Corrosion of reinforcements in concrete could arise due to the following reasons :- Environment, quality of concrete, depth of cover, cracks and surface treatment of concrete
ENVIRONMENT - The site and location of a concrete structure such as an rural, coastal, marine or industrial zone will decide the extend of reinforcement corrosion in concrete. Like corrosion of steel structure, corrosion of reinforcement steel in concrete is dependant on the degree of exposure to oxygen, water, carbon dioxide and chloride ions. For concrete in industrial zones, besides the exposure to oxygen and water "carbonation" process could reduce the alkalinity of the concrete. This reinforcement corrosion agent or process is particularly critical in areas of high humidity and vast temperature swing. In coastal and marine area the salt from sea splash would cause ingress of chloride ions thus causing rapid corrosion to unprotected reinforcements steel.
QUALITY OF CONCRETE - The cement mix is an important parameter to good quality concrete. Poorly mixed concrete would give rise to high permeability. The degree of permeability determines the rate of diffusion of chloride ions. A properly compacted dense concrete with low water cement ratio, small sized and well graded aggregate would give better bonding between aggregate and cement and this lead to low permeability. The concrete should then be properly cured to allow hydration of the cement.

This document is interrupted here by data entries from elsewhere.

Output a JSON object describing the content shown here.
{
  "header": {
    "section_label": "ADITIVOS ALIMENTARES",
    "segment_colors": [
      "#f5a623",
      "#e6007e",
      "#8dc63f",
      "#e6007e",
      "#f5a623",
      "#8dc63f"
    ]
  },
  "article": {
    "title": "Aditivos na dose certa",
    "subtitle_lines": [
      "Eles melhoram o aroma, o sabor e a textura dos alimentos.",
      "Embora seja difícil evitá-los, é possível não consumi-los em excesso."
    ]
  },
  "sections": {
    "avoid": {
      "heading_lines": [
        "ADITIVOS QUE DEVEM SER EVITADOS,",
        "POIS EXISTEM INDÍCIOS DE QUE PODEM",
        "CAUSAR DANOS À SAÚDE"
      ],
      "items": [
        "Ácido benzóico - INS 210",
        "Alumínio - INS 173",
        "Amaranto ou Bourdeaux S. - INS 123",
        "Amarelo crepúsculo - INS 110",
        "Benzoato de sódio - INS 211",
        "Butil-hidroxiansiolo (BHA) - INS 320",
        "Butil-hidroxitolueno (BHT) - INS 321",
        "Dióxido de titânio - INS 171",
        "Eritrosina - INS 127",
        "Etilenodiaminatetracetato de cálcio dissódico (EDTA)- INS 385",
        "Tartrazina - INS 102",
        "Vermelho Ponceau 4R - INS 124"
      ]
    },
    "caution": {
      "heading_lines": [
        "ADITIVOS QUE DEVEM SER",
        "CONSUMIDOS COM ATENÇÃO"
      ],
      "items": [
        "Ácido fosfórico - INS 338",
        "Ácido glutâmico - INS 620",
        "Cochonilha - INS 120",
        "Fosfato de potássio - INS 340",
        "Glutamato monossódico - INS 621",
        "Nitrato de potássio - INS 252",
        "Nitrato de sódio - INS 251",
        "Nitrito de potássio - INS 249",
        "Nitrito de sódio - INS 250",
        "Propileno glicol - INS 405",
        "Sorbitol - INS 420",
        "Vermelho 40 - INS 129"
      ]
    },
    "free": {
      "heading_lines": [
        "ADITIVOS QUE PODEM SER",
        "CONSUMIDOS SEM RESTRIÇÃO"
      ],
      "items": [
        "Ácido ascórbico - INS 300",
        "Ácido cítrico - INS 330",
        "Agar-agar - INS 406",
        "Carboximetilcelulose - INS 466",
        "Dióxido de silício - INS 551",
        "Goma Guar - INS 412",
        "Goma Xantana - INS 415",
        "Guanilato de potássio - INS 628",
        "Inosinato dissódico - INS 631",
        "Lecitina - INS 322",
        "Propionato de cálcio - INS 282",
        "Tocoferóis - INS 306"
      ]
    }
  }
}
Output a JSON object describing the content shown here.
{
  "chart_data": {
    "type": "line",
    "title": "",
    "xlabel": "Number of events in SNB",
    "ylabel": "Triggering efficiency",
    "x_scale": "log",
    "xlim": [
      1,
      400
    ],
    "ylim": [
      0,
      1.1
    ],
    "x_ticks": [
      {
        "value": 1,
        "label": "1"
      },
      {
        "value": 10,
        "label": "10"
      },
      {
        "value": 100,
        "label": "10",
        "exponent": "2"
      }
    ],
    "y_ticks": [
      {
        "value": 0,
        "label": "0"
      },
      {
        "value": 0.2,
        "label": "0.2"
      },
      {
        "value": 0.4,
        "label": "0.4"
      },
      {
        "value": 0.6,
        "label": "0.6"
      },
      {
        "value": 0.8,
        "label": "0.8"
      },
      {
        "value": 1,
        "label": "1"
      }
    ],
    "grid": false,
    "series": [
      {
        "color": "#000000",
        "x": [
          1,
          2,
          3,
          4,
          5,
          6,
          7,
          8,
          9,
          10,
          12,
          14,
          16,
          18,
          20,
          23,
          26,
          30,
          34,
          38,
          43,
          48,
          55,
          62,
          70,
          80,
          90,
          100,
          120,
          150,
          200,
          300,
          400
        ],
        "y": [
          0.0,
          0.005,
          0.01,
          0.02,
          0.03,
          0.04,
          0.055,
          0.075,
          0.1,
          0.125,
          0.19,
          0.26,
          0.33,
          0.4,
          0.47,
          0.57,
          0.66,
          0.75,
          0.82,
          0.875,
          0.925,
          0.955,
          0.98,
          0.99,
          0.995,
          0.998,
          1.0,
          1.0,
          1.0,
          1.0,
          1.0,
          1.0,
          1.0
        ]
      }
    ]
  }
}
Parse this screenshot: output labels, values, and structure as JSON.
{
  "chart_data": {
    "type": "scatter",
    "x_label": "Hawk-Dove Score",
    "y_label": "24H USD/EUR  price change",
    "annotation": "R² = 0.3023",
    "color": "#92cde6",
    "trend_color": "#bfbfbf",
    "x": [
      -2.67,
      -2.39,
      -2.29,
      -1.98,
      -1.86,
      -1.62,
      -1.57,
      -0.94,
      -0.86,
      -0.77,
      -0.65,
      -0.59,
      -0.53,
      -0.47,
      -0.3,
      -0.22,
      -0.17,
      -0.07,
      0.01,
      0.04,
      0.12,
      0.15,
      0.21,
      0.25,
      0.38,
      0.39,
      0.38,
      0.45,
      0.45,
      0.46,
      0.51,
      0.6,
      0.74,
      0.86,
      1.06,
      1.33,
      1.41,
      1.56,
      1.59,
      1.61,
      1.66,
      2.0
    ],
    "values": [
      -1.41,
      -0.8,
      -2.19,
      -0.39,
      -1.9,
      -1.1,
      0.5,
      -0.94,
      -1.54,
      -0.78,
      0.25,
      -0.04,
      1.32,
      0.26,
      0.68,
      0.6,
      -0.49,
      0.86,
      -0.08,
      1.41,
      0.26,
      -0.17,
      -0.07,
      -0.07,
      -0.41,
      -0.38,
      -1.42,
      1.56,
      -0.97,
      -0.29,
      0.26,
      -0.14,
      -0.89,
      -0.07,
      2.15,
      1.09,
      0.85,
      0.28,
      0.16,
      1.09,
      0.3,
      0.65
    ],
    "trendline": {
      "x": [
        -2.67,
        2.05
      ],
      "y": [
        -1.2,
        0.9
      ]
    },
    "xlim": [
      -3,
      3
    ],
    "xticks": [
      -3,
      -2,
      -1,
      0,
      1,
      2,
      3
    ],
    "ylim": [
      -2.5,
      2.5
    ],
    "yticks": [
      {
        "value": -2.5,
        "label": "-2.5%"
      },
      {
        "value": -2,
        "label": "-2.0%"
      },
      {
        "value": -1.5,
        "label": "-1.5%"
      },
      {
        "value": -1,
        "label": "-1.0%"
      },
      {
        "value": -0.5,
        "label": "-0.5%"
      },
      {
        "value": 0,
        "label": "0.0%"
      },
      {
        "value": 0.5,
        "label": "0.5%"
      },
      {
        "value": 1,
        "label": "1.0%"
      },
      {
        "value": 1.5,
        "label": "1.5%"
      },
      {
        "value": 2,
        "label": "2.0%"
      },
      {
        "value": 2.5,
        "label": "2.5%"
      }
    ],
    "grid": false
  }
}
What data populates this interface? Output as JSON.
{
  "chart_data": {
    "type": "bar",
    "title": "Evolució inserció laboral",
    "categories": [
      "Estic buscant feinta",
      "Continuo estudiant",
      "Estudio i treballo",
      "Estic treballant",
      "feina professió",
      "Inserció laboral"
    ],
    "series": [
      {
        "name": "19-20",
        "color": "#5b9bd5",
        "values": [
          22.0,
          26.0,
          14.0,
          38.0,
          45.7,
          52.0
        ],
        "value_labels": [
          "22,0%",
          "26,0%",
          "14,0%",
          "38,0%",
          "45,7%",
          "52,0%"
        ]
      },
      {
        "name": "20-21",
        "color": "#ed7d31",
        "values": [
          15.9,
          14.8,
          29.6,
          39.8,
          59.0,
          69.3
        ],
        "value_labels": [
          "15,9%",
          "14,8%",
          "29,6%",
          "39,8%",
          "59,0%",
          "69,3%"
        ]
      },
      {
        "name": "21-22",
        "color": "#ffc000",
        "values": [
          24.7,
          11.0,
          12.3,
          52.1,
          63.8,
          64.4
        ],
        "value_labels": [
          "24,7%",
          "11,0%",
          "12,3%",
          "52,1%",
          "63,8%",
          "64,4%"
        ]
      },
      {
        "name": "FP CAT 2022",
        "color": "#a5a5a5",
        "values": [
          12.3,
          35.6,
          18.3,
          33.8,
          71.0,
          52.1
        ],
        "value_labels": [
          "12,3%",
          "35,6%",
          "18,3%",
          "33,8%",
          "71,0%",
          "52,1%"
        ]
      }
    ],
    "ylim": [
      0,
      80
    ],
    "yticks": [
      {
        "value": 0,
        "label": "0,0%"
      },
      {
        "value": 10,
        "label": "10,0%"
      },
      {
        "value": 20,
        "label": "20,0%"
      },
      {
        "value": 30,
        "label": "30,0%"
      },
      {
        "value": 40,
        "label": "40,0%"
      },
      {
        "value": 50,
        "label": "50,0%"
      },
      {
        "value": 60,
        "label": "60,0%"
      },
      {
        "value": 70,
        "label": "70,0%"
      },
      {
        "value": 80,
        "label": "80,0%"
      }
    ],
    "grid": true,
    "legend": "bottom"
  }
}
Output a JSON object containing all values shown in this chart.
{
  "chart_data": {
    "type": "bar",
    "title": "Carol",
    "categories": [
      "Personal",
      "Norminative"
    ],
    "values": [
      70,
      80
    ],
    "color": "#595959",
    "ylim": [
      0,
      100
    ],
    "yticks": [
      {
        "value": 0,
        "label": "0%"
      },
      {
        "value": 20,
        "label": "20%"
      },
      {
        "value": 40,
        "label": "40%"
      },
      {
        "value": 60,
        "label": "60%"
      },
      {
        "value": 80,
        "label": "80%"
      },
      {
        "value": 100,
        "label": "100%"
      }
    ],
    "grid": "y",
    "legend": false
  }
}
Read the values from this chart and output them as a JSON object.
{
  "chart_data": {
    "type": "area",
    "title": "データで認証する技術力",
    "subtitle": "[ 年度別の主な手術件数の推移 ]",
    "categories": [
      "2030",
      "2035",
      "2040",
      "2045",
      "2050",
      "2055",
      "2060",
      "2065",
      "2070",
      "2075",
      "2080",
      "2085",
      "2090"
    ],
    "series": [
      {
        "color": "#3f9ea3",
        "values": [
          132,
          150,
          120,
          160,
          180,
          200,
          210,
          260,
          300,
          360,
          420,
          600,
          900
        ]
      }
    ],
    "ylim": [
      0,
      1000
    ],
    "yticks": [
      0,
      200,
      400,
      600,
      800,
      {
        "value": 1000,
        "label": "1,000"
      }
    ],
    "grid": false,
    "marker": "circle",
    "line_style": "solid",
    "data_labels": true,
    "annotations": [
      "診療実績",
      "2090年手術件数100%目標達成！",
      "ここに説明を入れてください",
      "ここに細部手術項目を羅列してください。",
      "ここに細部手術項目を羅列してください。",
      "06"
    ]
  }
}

DEPTH OF COVER - Corrosion of concrete reinforcement was found to occur frequently with depth of cover less than 20 mm. In cases of thin wall concrete where the 20 mm cover is hard to achieve hot dip galvanized reinforcement bars
CRACKS - One main reason for the increased use of hot dip galvanized reinforcement steel now is the experience engineers faced with deterioration and even failure of concrete structures with uncoated steel reinforcements. Corrosion of uncoated reinforcement steel is likely when there are cracks in the concrete structure. The size of these cracks decides the durability of the concrete. Cracks can be caused either by shrinkage or thermal stress. Cracks that run parallel to the reinforcement bars are particularly harmful to the reinforcement in concrete.